2) for queries that use the order by statement, the declare statement is required. Because order by distributes all the result data to the same Reducer for processing in order to perform the sorting process, forcing the user to add this LIMIT statement can prevent Reducer from executing for a long time.

3) query that restricts Cartesian product. Users who are familiar with relational databases may expect to use where statements instead of on statements when executing JOIN queries, so that the relational database execution optimizer can efficiently convert WHERE statements into that ON statement. Unfortunately, Hive does not perform this optimization, so if the table is large enough, the query can get out of control.

7. Enable JVM reuse

JVM reuse is the content of Hadoop tuning parameters, which has a great impact on the performance of Hive, especially for scenarios where it is difficult to avoid small files or where there are a lot of task, most of these scenarios have a short execution time.

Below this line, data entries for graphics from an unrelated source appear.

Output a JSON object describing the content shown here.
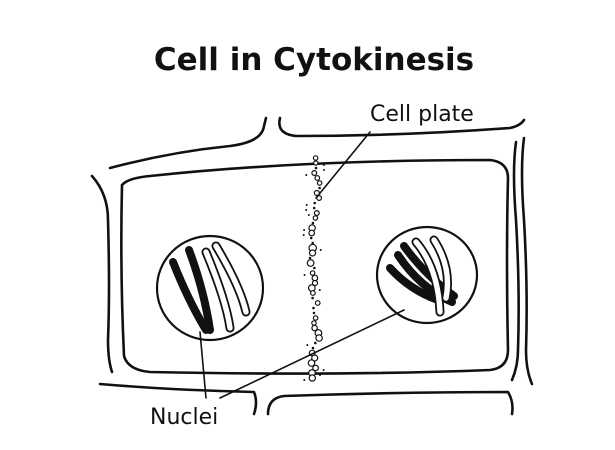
{
  "diagram": {
    "title": "Cell in Cytokinesis",
    "labels": {
      "cell_plate": "Cell plate",
      "nuclei": "Nuclei"
    }
  }
}
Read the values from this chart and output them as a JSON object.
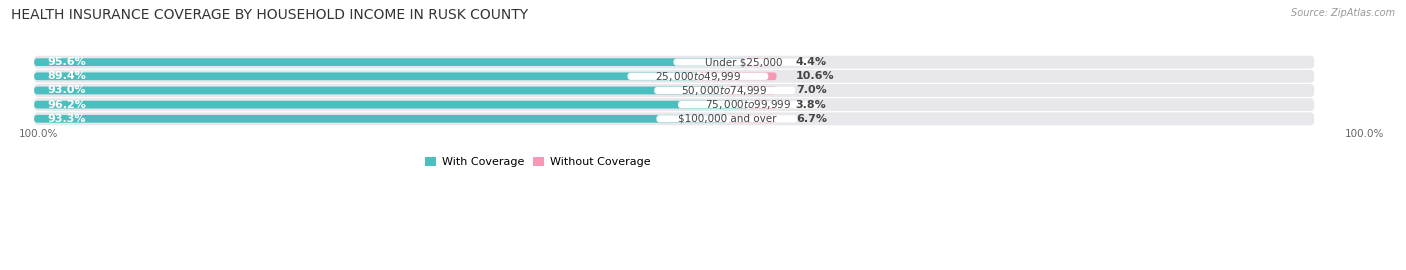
{
  "title": "HEALTH INSURANCE COVERAGE BY HOUSEHOLD INCOME IN RUSK COUNTY",
  "source": "Source: ZipAtlas.com",
  "categories": [
    "Under $25,000",
    "$25,000 to $49,999",
    "$50,000 to $74,999",
    "$75,000 to $99,999",
    "$100,000 and over"
  ],
  "with_coverage": [
    95.6,
    89.4,
    93.0,
    96.2,
    93.3
  ],
  "without_coverage": [
    4.4,
    10.6,
    7.0,
    3.8,
    6.7
  ],
  "color_with": "#4bbfbf",
  "color_without": "#f799b4",
  "color_with_light": "#a8dede",
  "row_bg": "#e8e8ec",
  "title_fontsize": 10,
  "label_fontsize": 8,
  "source_fontsize": 7,
  "legend_fontsize": 8,
  "bar_scale": 0.58
}
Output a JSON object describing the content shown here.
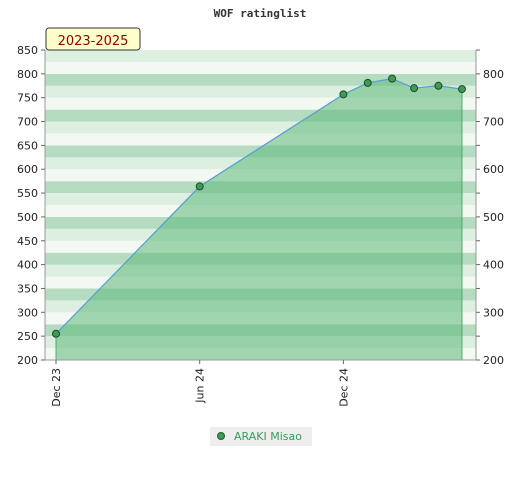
{
  "badge": "2023-2025",
  "chart_data": {
    "type": "area",
    "title": "WOF ratinglist",
    "x": [
      "2023-12-01",
      "2024-06-01",
      "2024-12-01",
      "2025-01-01",
      "2025-02-01",
      "2025-03-01",
      "2025-04-01",
      "2025-05-01"
    ],
    "series": [
      {
        "name": "ARAKI Misao",
        "values": [
          255,
          564,
          757,
          781,
          790,
          770,
          775,
          768
        ]
      }
    ],
    "x_tick_labels": [
      {
        "label": "Dec 23",
        "date": "2023-12-01"
      },
      {
        "label": "Jun 24",
        "date": "2024-06-01"
      },
      {
        "label": "Dec 24",
        "date": "2024-12-01"
      }
    ],
    "x_range": [
      "2023-12-01",
      "2025-05-01"
    ],
    "ylim_left": [
      200,
      850
    ],
    "yticks_left": [
      200,
      250,
      300,
      350,
      400,
      450,
      500,
      550,
      600,
      650,
      700,
      750,
      800,
      850
    ],
    "yticks_right": [
      200,
      300,
      400,
      500,
      600,
      700,
      800
    ],
    "grid": "horizontal bands",
    "legend_position": "bottom-center",
    "colors": {
      "line": "#5a9fd4",
      "fill": "#5cb87a",
      "marker": "#3f9a55",
      "band_light": "#f3f8f2",
      "band_mid": "#dcefe0",
      "band_dark": "#b5dcc0",
      "badge_bg": "#ffffcc"
    }
  }
}
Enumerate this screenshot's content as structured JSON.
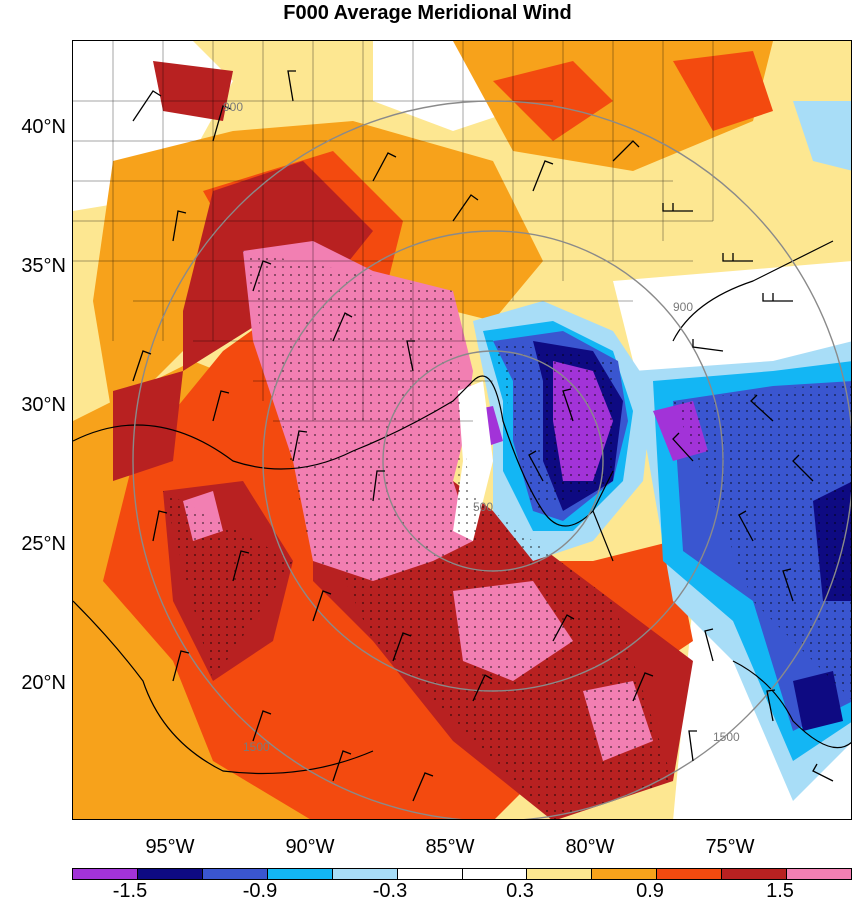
{
  "title": "F000 Average Meridional Wind",
  "lat_labels": [
    "40°N",
    "35°N",
    "30°N",
    "25°N",
    "20°N"
  ],
  "lon_labels": [
    "95°W",
    "90°W",
    "85°W",
    "80°W",
    "75°W"
  ],
  "colorbar": {
    "colors": [
      "#a233d8",
      "#0e0a82",
      "#3a56d0",
      "#13b6f4",
      "#a8ddf7",
      "#ffffff",
      "#ffffff",
      "#fde791",
      "#f7a21b",
      "#f34a0f",
      "#b82121",
      "#f27fb2"
    ],
    "labels": [
      "-1.5",
      "-0.9",
      "-0.3",
      "0.3",
      "0.9",
      "1.5"
    ]
  },
  "range_ring_labels": [
    "900",
    "1500",
    "500",
    "900",
    "1500"
  ]
}
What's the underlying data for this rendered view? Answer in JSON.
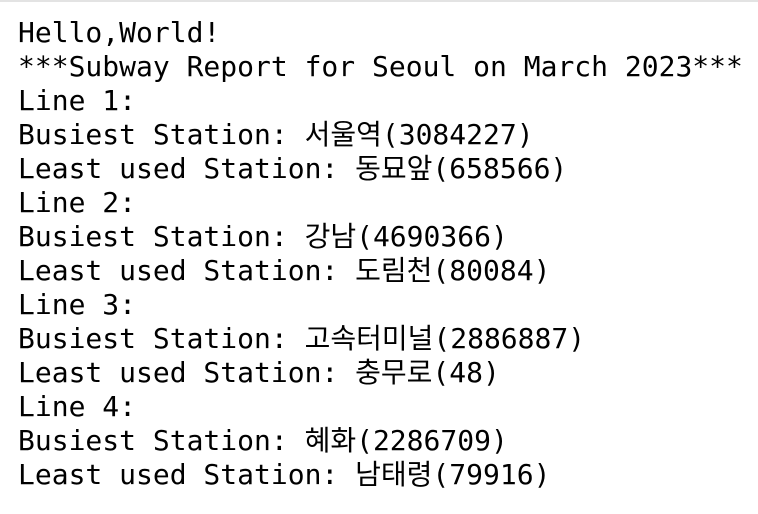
{
  "console": {
    "greeting": "Hello,World!",
    "title": "***Subway Report for Seoul on March 2023***",
    "lines": [
      {
        "label": "Line 1:",
        "busiest": "Busiest Station: 서울역(3084227)",
        "least": "Least used Station: 동묘앞(658566)"
      },
      {
        "label": "Line 2:",
        "busiest": "Busiest Station: 강남(4690366)",
        "least": "Least used Station: 도림천(80084)"
      },
      {
        "label": "Line 3:",
        "busiest": "Busiest Station: 고속터미널(2886887)",
        "least": "Least used Station: 충무로(48)"
      },
      {
        "label": "Line 4:",
        "busiest": "Busiest Station: 혜화(2286709)",
        "least": "Least used Station: 남태령(79916)"
      }
    ]
  }
}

The default configuration of Hadoop usually uses derived JVM to perform map and Reduce tasks. At this point, the startup process of JVM can incur considerable overhead, especially if the executed job contains hundreds of task tasks. JVM reuse allows JVM instances to be reused N times in the same job. The value of N can be configured in the mapred-site.xml file of Hadoop. It is usually between 10 and 20, which needs to be tested according to the specific business scenario.

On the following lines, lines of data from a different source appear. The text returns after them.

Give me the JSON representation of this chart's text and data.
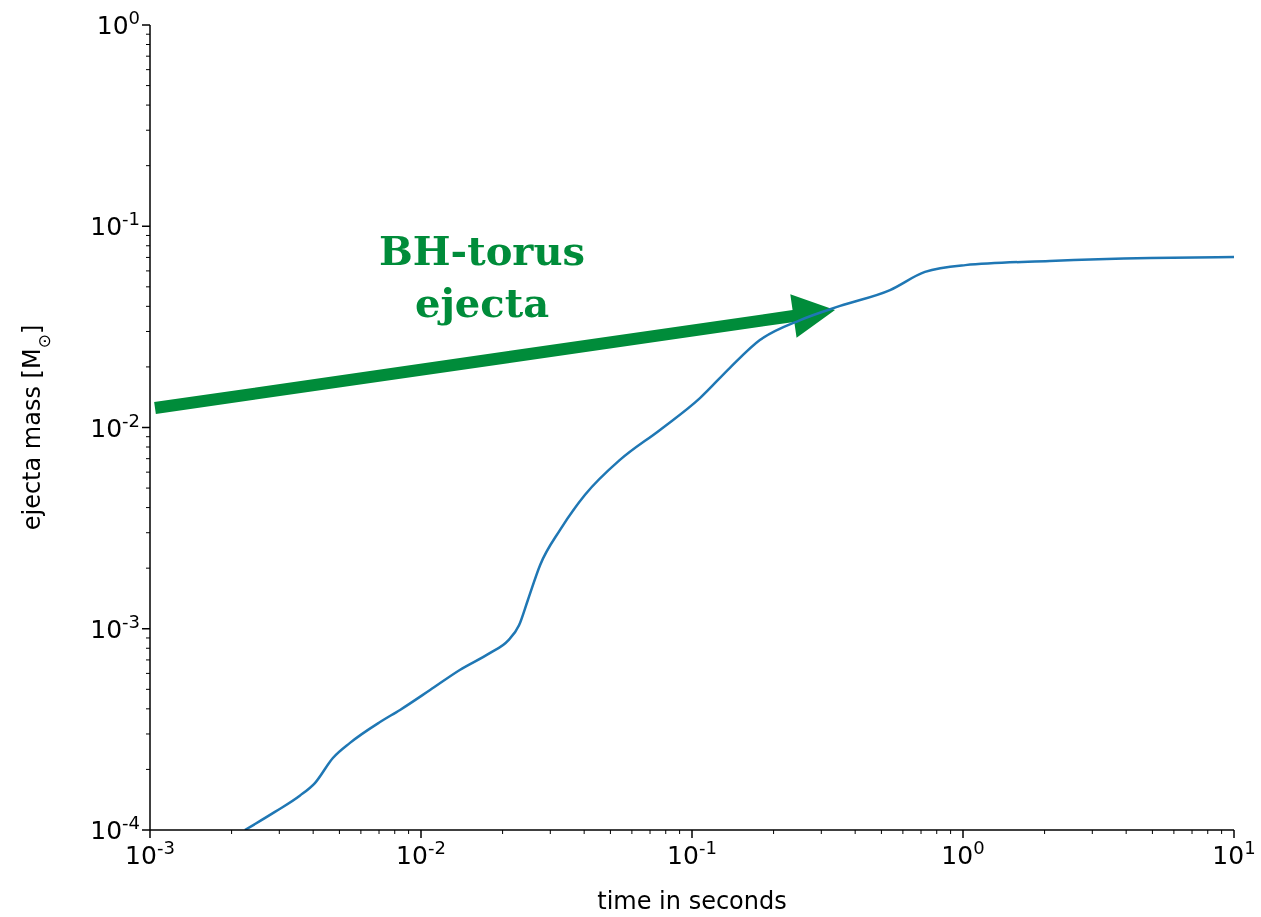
{
  "chart_data": {
    "type": "line",
    "xlabel": "time in seconds",
    "ylabel": "ejecta mass [M$_{⊙}$]",
    "log": "xy",
    "xlim": [
      0.001,
      10
    ],
    "ylim": [
      0.0001,
      1
    ],
    "xticks": [
      {
        "value": 0.001,
        "label": "10$^{-3}$"
      },
      {
        "value": 0.002,
        "label": null
      },
      {
        "value": 0.003,
        "label": null
      },
      {
        "value": 0.004,
        "label": null
      },
      {
        "value": 0.005,
        "label": null
      },
      {
        "value": 0.006,
        "label": null
      },
      {
        "value": 0.007,
        "label": null
      },
      {
        "value": 0.008,
        "label": null
      },
      {
        "value": 0.009,
        "label": null
      },
      {
        "value": 0.01,
        "label": "10$^{-2}$"
      },
      {
        "value": 0.02,
        "label": null
      },
      {
        "value": 0.03,
        "label": null
      },
      {
        "value": 0.04,
        "label": null
      },
      {
        "value": 0.05,
        "label": null
      },
      {
        "value": 0.06,
        "label": null
      },
      {
        "value": 0.07,
        "label": null
      },
      {
        "value": 0.08,
        "label": null
      },
      {
        "value": 0.09,
        "label": null
      },
      {
        "value": 0.1,
        "label": "10$^{-1}$"
      },
      {
        "value": 0.2,
        "label": null
      },
      {
        "value": 0.3,
        "label": null
      },
      {
        "value": 0.4,
        "label": null
      },
      {
        "value": 0.5,
        "label": null
      },
      {
        "value": 0.6,
        "label": null
      },
      {
        "value": 0.7,
        "label": null
      },
      {
        "value": 0.8,
        "label": null
      },
      {
        "value": 0.9,
        "label": null
      },
      {
        "value": 1,
        "label": "10$^{0}$"
      },
      {
        "value": 2,
        "label": null
      },
      {
        "value": 3,
        "label": null
      },
      {
        "value": 4,
        "label": null
      },
      {
        "value": 5,
        "label": null
      },
      {
        "value": 6,
        "label": null
      },
      {
        "value": 7,
        "label": null
      },
      {
        "value": 8,
        "label": null
      },
      {
        "value": 9,
        "label": null
      },
      {
        "value": 10,
        "label": "10$^{1}$"
      }
    ],
    "yticks": [
      {
        "value": 0.0001,
        "label": "10$^{-4}$"
      },
      {
        "value": 0.0002,
        "label": null
      },
      {
        "value": 0.0003,
        "label": null
      },
      {
        "value": 0.0004,
        "label": null
      },
      {
        "value": 0.0005,
        "label": null
      },
      {
        "value": 0.0006,
        "label": null
      },
      {
        "value": 0.0007,
        "label": null
      },
      {
        "value": 0.0008,
        "label": null
      },
      {
        "value": 0.0009,
        "label": null
      },
      {
        "value": 0.001,
        "label": "10$^{-3}$"
      },
      {
        "value": 0.002,
        "label": null
      },
      {
        "value": 0.003,
        "label": null
      },
      {
        "value": 0.004,
        "label": null
      },
      {
        "value": 0.005,
        "label": null
      },
      {
        "value": 0.006,
        "label": null
      },
      {
        "value": 0.007,
        "label": null
      },
      {
        "value": 0.008,
        "label": null
      },
      {
        "value": 0.009,
        "label": null
      },
      {
        "value": 0.01,
        "label": "10$^{-2}$"
      },
      {
        "value": 0.02,
        "label": null
      },
      {
        "value": 0.03,
        "label": null
      },
      {
        "value": 0.04,
        "label": null
      },
      {
        "value": 0.05,
        "label": null
      },
      {
        "value": 0.06,
        "label": null
      },
      {
        "value": 0.07,
        "label": null
      },
      {
        "value": 0.08,
        "label": null
      },
      {
        "value": 0.09,
        "label": null
      },
      {
        "value": 0.1,
        "label": "10$^{-1}$"
      },
      {
        "value": 0.2,
        "label": null
      },
      {
        "value": 0.3,
        "label": null
      },
      {
        "value": 0.4,
        "label": null
      },
      {
        "value": 0.5,
        "label": null
      },
      {
        "value": 0.6,
        "label": null
      },
      {
        "value": 0.7,
        "label": null
      },
      {
        "value": 0.8,
        "label": null
      },
      {
        "value": 0.9,
        "label": null
      },
      {
        "value": 1,
        "label": "10$^{0}$"
      }
    ],
    "series": [
      {
        "color": "#1f77b4",
        "x": [
          0.00224,
          0.00289,
          0.00357,
          0.00406,
          0.00473,
          0.00547,
          0.00706,
          0.00837,
          0.0108,
          0.0139,
          0.018,
          0.0209,
          0.023,
          0.0248,
          0.0275,
          0.0326,
          0.0403,
          0.0542,
          0.0762,
          0.107,
          0.138,
          0.178,
          0.251,
          0.352,
          0.538,
          0.724,
          1.02,
          2.09,
          4.9,
          10
        ],
        "values": [
          0.0001,
          0.000123,
          0.000148,
          0.000171,
          0.000228,
          0.000271,
          0.000344,
          0.000395,
          0.000496,
          0.000624,
          0.000759,
          0.00087,
          0.00104,
          0.00139,
          0.00207,
          0.0031,
          0.00463,
          0.0069,
          0.00973,
          0.014,
          0.0198,
          0.0272,
          0.0342,
          0.0402,
          0.0482,
          0.0593,
          0.0641,
          0.0672,
          0.0695,
          0.0703
        ]
      }
    ],
    "annotations": [
      "BH-torus ejecta"
    ]
  }
}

Mapreduce.job.jvm.numtasks 10 How many tasks to run per jvm. If set to-1, there is no limit.

The current one also has its drawbacks. The disadvantage of this feature is that enabling JVM reuse will occupy the task slot used all the time, so that it can be reused until the task is completed, that is, all the occupied jvm will not be released until the entire job execution is completed. If some reduce task in an "unbalanced" job takes much more time to execute than other Reduce task, the slots reserved by the entire job will remain idle but cannot be used by other job until all the task is finished.

VIII. Speculative execution

For the conjecture execution on MapReduce, see the conjecture execution in the MapReduce section, which is not repeated here.

Hive itself provides configuration items to control the speculative execution of reduce-side:

Hive.mapred.reduce.tasks.lative.execution true Whether speculative execution for reducers should be turned on.

It is difficult to give a specific suggestion on tuning these speculative execution variables. If the user is very sensitive to run-time deviations, you can turn off these features. If the user needs to execute map or Reduce task for a long time because of the large amount of data input, then the waste of starting speculative execution is huge.

IX. Enable compression

This can be seen in "hive-- fundamentals" to compress the relevant content. It is mainly optimized by reducing the amount of data transferred by map and reduce, as well as reducing the size of reduce output files.

View the implementation plan

When performing a sql task, you can use explain to view the expected process of execution to see if there are any points that can be optimized.

(1) check the execution plan hive (default) > explain select * from emp; (2) of the following statement to view the detailed execution plan hive (default) > explain extended select * from emp;. These are all the contents of the article "what are the tuning strategies in the use of hive". Thank you for reading! Hope to share the content to help you, more related knowledge, welcome to follow the industry information channel!

Welcome to subscribe "Shulou Technology Information " to get latest news, interesting things and hot topics in the IT industry, and controls the hottest and latest Internet news, technology news and IT industry trends.

*The comments in the above article only represent the author's personal views and do not represent the views and positions of this website. If you have more insights, please feel free to contribute and share.